The Gantt is a lie to get the project approved and then beg forgiveness later.
Nobody ever figures bus numbers into the chart, because it would make the timelines so much worse that management wouldn’t approve it. But the blame for going over the estimates rolls downhill. Those stupid devs can’t get anything done on time.
Thankfully I haven’t had to look at one of those stupid things in about 20 years. They used to make me see red.
The fact that there are bad project managers that don't know how to use a schedule are just as bad as the crappy "scrum masters" and "product managers" that don't know what "agile" actually means.
A good project manager will be continuously revising their schedule, based on updated estimates on the tasks. They will know how to compare it to, and update, the baseline.
Not sure what you mean specifically by "bus number" but happy to learn.
The GANTT chart is just a format of displaying tasks, their resources and dependencies. The actual DAG is a pure data structure.

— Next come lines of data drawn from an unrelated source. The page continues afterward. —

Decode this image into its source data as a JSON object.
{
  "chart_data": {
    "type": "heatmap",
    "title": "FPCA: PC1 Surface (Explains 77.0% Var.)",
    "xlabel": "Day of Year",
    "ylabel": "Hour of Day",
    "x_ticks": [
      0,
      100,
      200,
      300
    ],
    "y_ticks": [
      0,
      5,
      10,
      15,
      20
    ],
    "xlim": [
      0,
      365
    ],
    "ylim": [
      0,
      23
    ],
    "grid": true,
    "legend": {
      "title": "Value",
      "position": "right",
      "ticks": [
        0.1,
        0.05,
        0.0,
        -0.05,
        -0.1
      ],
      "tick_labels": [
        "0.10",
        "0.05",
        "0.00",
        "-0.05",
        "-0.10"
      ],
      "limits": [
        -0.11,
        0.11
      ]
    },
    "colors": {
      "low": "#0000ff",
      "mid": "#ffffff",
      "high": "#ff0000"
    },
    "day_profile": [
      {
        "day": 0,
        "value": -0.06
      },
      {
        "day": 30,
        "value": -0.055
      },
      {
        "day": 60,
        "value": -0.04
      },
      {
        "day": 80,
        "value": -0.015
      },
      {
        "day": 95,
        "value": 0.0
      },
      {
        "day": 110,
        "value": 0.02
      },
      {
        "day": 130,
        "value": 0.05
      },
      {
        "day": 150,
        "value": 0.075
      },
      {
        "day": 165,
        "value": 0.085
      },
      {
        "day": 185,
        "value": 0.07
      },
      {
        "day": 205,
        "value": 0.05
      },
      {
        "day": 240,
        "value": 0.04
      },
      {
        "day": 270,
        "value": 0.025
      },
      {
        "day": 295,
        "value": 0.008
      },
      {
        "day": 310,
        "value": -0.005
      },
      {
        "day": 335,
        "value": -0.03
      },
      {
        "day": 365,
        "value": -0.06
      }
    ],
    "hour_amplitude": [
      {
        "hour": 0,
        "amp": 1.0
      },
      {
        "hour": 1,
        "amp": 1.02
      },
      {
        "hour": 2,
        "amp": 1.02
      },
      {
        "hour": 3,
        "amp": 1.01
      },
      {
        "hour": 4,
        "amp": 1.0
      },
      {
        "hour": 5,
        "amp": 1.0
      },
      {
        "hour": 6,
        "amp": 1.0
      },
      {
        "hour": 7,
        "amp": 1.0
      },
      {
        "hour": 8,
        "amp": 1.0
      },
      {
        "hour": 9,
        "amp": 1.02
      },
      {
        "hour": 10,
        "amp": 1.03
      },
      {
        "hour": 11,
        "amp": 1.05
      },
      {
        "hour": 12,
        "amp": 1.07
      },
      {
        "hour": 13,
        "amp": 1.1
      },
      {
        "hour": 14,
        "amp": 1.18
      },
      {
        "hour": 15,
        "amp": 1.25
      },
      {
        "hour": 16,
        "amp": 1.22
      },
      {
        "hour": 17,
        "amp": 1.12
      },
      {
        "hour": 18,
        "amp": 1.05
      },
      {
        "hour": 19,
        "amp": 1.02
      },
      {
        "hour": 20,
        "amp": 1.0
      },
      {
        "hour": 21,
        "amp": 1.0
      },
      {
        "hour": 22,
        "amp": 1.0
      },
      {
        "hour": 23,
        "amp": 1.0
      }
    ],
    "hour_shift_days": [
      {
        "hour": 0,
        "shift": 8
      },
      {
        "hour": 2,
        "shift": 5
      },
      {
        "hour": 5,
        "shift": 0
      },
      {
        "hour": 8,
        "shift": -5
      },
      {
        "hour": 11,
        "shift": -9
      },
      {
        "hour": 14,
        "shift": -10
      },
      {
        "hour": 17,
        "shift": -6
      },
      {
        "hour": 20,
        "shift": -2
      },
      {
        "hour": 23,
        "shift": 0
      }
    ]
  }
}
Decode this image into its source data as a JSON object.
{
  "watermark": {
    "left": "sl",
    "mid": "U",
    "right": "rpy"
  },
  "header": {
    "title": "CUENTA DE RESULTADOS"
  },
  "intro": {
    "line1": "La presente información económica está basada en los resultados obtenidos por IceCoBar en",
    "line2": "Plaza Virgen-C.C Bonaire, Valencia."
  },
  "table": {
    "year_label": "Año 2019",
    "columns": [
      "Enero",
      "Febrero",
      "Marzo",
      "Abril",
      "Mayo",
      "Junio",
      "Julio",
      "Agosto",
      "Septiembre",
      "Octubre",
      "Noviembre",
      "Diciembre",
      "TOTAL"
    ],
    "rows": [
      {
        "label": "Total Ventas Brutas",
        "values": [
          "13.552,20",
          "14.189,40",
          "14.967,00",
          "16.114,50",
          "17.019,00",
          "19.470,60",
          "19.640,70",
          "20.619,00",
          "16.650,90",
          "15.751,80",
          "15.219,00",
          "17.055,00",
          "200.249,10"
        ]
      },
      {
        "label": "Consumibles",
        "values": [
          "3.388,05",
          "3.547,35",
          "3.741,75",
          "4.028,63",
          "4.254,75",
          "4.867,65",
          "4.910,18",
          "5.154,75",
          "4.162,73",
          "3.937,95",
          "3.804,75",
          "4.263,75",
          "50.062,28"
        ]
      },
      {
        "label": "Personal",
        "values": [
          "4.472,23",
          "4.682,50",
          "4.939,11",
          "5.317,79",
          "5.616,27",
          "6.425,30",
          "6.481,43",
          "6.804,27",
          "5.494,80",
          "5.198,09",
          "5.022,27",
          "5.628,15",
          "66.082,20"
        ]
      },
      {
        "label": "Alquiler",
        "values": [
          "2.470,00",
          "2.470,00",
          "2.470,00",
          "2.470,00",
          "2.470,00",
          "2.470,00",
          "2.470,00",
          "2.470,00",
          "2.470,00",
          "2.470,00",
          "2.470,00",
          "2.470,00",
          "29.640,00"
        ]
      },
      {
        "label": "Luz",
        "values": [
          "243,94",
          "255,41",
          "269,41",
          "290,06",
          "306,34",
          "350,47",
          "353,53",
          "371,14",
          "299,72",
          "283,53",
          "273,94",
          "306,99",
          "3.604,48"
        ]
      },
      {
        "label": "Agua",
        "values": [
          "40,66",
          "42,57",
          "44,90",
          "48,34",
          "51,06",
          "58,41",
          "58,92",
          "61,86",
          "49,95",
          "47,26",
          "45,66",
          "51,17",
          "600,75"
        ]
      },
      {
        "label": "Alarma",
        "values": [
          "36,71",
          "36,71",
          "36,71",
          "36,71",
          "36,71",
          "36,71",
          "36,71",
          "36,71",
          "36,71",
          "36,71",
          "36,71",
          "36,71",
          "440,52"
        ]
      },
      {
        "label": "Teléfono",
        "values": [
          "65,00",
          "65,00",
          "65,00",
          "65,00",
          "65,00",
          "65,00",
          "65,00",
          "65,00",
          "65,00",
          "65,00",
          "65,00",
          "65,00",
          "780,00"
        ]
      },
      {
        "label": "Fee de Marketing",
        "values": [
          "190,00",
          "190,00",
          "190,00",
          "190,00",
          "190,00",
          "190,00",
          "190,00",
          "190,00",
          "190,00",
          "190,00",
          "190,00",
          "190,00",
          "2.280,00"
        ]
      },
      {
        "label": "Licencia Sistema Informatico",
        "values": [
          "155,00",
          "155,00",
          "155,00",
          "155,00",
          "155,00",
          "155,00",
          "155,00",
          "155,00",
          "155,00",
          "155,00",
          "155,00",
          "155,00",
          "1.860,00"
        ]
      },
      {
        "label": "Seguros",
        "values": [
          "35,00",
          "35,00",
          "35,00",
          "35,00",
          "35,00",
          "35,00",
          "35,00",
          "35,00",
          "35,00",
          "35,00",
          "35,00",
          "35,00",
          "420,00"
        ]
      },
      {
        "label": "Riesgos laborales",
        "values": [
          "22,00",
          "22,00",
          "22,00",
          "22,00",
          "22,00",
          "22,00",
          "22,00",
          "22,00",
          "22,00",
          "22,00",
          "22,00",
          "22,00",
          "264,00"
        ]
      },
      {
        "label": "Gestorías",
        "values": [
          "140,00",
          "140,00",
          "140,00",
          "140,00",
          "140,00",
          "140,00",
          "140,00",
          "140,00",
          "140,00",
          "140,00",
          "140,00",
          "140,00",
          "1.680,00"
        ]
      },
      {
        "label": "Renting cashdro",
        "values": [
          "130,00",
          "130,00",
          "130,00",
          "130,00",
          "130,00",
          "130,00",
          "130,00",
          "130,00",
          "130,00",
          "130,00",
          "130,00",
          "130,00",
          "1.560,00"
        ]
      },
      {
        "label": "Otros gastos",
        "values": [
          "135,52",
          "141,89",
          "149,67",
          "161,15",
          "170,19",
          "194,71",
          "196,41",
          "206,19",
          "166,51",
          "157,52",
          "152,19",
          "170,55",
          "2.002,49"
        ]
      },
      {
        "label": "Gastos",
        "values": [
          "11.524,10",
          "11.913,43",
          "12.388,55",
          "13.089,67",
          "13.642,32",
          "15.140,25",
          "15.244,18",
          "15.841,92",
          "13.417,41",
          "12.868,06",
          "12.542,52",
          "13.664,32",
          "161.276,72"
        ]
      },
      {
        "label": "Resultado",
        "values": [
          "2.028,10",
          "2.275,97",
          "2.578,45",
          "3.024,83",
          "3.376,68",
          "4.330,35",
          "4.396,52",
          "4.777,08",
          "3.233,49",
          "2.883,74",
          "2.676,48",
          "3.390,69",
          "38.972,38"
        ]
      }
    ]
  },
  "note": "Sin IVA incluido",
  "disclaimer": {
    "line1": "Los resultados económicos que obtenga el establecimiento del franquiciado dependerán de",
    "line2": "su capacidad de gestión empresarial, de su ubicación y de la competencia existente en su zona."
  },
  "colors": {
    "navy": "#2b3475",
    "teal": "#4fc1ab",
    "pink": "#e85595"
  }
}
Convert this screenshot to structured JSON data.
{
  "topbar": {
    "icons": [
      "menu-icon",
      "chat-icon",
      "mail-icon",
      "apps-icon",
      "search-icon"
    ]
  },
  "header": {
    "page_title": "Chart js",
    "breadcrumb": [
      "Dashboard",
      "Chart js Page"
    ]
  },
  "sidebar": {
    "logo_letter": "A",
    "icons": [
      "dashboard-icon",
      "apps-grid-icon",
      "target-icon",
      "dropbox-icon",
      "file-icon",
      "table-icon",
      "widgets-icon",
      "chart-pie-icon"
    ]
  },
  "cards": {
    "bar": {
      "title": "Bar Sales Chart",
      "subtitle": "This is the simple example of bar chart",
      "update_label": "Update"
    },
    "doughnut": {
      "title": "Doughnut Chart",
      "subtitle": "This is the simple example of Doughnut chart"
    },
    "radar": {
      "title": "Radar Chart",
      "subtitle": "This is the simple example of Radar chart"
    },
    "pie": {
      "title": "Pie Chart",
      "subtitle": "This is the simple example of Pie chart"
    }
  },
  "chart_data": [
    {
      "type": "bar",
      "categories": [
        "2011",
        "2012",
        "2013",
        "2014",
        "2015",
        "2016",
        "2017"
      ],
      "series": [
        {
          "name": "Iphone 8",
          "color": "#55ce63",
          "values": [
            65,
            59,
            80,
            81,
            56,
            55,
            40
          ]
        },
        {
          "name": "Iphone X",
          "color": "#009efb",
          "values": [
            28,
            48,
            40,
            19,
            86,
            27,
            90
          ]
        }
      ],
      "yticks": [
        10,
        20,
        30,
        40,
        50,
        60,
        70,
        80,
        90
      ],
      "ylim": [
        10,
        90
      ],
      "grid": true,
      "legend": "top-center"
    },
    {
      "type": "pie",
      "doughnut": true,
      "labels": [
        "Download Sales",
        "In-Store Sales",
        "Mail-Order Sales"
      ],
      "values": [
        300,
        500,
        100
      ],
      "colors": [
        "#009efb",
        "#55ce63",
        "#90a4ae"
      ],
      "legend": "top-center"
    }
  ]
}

If you put a confidence level indication on the estimates, a good project management tool will also be able to do analysis of the critical path (ie the length in time of the longest path) with a level of confidence on earliest/latest predicted end dates.
People think that nonsense like "t-shirt sizing" actually means anything other than "wild-assed guess" or that burndown charts are useful when adjusting future estimates.
All techniques to avoid doing the hard work of scheduling and project management.
Nobody ever figures bus numbers into the chart, because it would make the timelines so much worse that management wouldn’t approve it. But the blame for going over the estimates rolls downhill. Those stupid devs can’t get anything done on time.
Thankfully I haven’t had to look at one of those stupid things in about 20 years. They used to make me see red.